Из всех своих однокашников по «академической скамье» именно Б.В. Геруа сделал одну из наиболее блистательных карьер. Исключения составляют разве что С.Л. Марков (герой Первой мировой, ближайший помощник А.И. Деникина, один из лидеров Белого движения) и генерал П.А. Половцев (в годы войны командир Татарского конного полка, затем начальник штаба «дикой дивизии» при её начальнике вел.кн. Михаиле Александровиче, в 1917 г. стал начальником Петроградского ВО, руководил разгоном июльской демонстрации большевиков). Значительное большинство выпускников академии в годы войны состояли командирами пехотных полков, не продвинувшись дальше начальников штабов дивизий или корпусов. «Карьерный пик» большинства из них пришёлся на революционный 1917 год. Однако это были достойные люди: 18 человек (Е.О. Монфор, Н.С. Махров, Н.И. Левизов, Д.К. Лебедев, В.Г. Козаков, Л.В. Квитницкий, Н.С. Елизаров, А.В. Дорошкевич, В.Н. Полтавцев, С.Д. Прохоров, А.П. Ревишин, Н.Г. Семёнов, В.Н. Сокира-Яхонтов, Л.И. Савченко-Маценко, А.А. Якимович, А.О. Штубендорф, И.Н. Шевцов, В.В. Чернавин) наряду с Б.В. Геруа стали кавалерами Георгиевского оружия. Четверо (К.А. Моровицкий, И.Н. Пионтковский, П.А. Маркодеев и В.Е. Вязьмитинов) получили орден Св. Георгия 4-й ст., причём последний — за успешное командование 136-й дивизией в боях под Ригой в августе 1917 г. А ещё восемь (С.Л. Марков, П.А. Половцов, И.М. Белоусов, В.П. Бреслер, Ф.И. Ростовцев, Я.В. Софонов, М.П. Чеглов, А.Н. Шуберский) удостоились обеих наград. Из тех, кому удалось сделать в определённом роде схожую карьеру, можно назвать, Л.К. Александрова (в 1917 г. получил чин генерал-майора, в революционные годы став у красных начальником штаба Петроградского ВО), Н.В. Запольского (в 1917 г. некоторое время занимал должность начальника штаба 7-й армии) и Н.А. Берха (в 1916−17 гг. — ген-квартирмейстер Румынского фронта). Любопытной оказалась судьба В.М. Четкова: в годы войны командовал артиллерийской бригадой, дослужился до полковника. После войны — в РККА, известный учёный-артиллерист, удостоился двух орденов Ленина, а в 1944 г. ему было присвоено звание генерал-лейтенанта.

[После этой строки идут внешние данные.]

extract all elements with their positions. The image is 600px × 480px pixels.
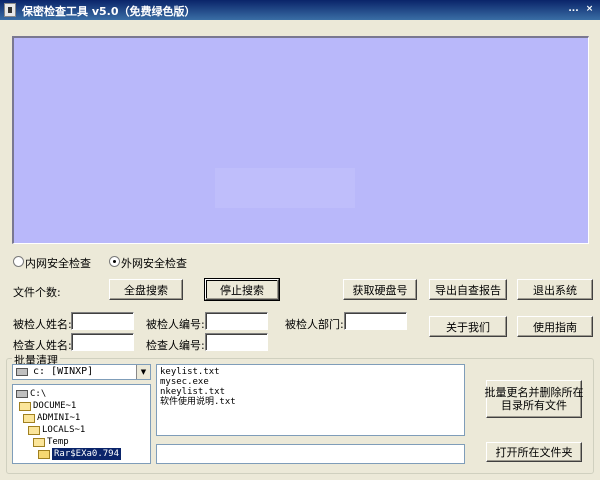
window-title: 保密检查工具 v5.0（免费绿色版） <box>22 5 196 18</box>
inspectee-name-input[interactable] <box>71 312 134 330</box>
stop-search-button[interactable]: 停止搜索 <box>204 278 280 301</box>
about-button[interactable]: 关于我们 <box>429 316 507 337</box>
inspectee-dept-input[interactable] <box>344 312 407 330</box>
intranet-check-label[interactable]: 内网安全检查 <box>25 255 91 271</box>
results-panel-highlight <box>215 168 355 208</box>
open-folder-button[interactable]: 打开所在文件夹 <box>486 442 582 462</box>
exit-button[interactable]: 退出系统 <box>517 279 593 300</box>
inspector-id-input[interactable] <box>205 333 268 351</box>
intranet-check-radio[interactable] <box>13 256 24 267</box>
guide-button[interactable]: 使用指南 <box>517 316 593 337</box>
search-results-panel[interactable] <box>12 36 589 244</box>
list-item[interactable]: 软件使用说明.txt <box>160 397 461 407</box>
drive-icon <box>16 390 28 398</box>
folder-open-icon <box>23 414 35 423</box>
rename-delete-button-label: 批量更名并删除所在 目录所有文件 <box>484 386 584 412</box>
inspector-id-label: 检查人编号: <box>146 339 205 352</box>
file-count-label: 文件个数: <box>13 286 61 299</box>
directory-tree[interactable]: C:\ DOCUME~1 ADMINI~1 LOCALS~1 Temp Rar$… <box>12 384 151 464</box>
title-bar: 保密检查工具 v5.0（免费绿色版） ... × <box>0 0 600 20</box>
inspectee-id-label: 被检人编号: <box>146 318 205 331</box>
internet-check-radio[interactable] <box>109 256 120 267</box>
rename-delete-button[interactable]: 批量更名并删除所在 目录所有文件 <box>484 380 584 418</box>
list-item[interactable]: keylist.txt <box>160 367 461 377</box>
internet-check-label[interactable]: 外网安全检查 <box>121 255 187 271</box>
folder-icon <box>38 450 50 459</box>
inspector-name-label: 检查人姓名: <box>13 339 72 352</box>
folder-open-icon <box>28 426 40 435</box>
drive-select-value: c: [WINXP] <box>33 366 94 377</box>
inspectee-id-input[interactable] <box>205 312 268 330</box>
inspectee-name-label: 被检人姓名: <box>13 318 72 331</box>
list-item[interactable]: mysec.exe <box>160 377 461 387</box>
list-item[interactable]: nkeylist.txt <box>160 387 461 397</box>
get-disk-id-button[interactable]: 获取硬盘号 <box>343 279 417 300</box>
folder-open-icon <box>19 402 31 411</box>
path-input[interactable] <box>156 444 465 464</box>
folder-open-icon <box>33 438 45 447</box>
inspector-name-input[interactable] <box>71 333 134 351</box>
close-button[interactable]: × <box>584 4 595 15</box>
full-search-button[interactable]: 全盘搜索 <box>109 279 183 300</box>
export-report-button[interactable]: 导出自查报告 <box>429 279 507 300</box>
app-icon[interactable] <box>4 3 16 17</box>
inspectee-dept-label: 被检人部门: <box>285 318 344 331</box>
minimize-button[interactable]: ... <box>568 4 579 15</box>
chevron-down-icon[interactable]: ▼ <box>136 365 150 379</box>
drive-icon <box>16 368 28 376</box>
drive-select[interactable]: c: [WINXP] ▼ <box>12 364 151 380</box>
file-list[interactable]: keylist.txt mysec.exe nkeylist.txt 软件使用说… <box>156 364 465 436</box>
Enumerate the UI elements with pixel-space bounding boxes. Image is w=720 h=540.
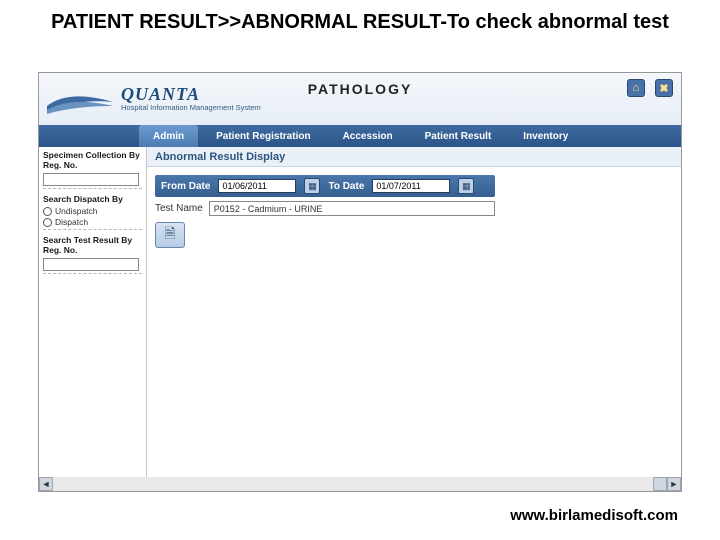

После выпуска из Академии Б.В. Геруа надел форму офицера-генштабиста, став частью сообщества, которое представляло, по его же словам, отдельную касту, обладавшей преимуществами в карьерном продвижении. Интересная деталь: описывая взаимную нелюбовь «строевиков» и «генштабистов», мемуарист признаёт многие недостатки, присущие тому сообществу, которому он принадлежал. Он называет генштабистов кастой, которая оберегает привилегии, включая занятие ключевых должностей в армии и военном министерстве. При этом на начальных должностях молодых генштабистов настолько загружали канцелярской работой, что это превращало их из «мозга армии» в простых канцеляристов. Непродолжительные цензовые командования различными частями и подразделениями не исправляли ситуации.

Однако было бы неверным видеть в Геруа лишь военного интеллектуала, о чём свидетельствует хотя бы то, что сразу по выпуску из академии весной 1904 г. он добровольно уехал в Маньчжурию, став участником русско-японской войны. В мемуарах он отмечал, что добровольцами вызвался весь курс, однако определены были в командировку только первые 30 по старшинству балов. Это был его первый опыт нахождения на театре военных действий, правда, не на передовой, а сначала при штабе Маньчжурской армии (с 31 октября 1904 г. и.д. помощника старшего адъютанта управления генерал-квартирмейстера), а затем — при штабе Главнокомандующего (формально — с мая 1905 г., причём в июле занял должность обер-офицера для делопроизводства и поручений управления ген.кварт. при главнокомандующем). Здесь он работал по линии Генштаба, выполнял отдельные поручения Главнокомандующего, затем получил назначение в разведывательное отделение, где систематизировал информацию о противнике. За одну осуществлённую лично им разведку получил орден Св. Анны 4-й ст., «аннинское оружие». За участие в Мукденском сражении награждён Св. Станиславом 3-й ст. с мечами и бантом, а по итогам войны украсился ещё и Св. Станиславом 2-й ст. Два боевых ордена для штабного офицера и ещё «зелёного» генштабиста было свидетельством, как минимум, благорасположения начальства, а также признанием зарождающихся штабных талантов.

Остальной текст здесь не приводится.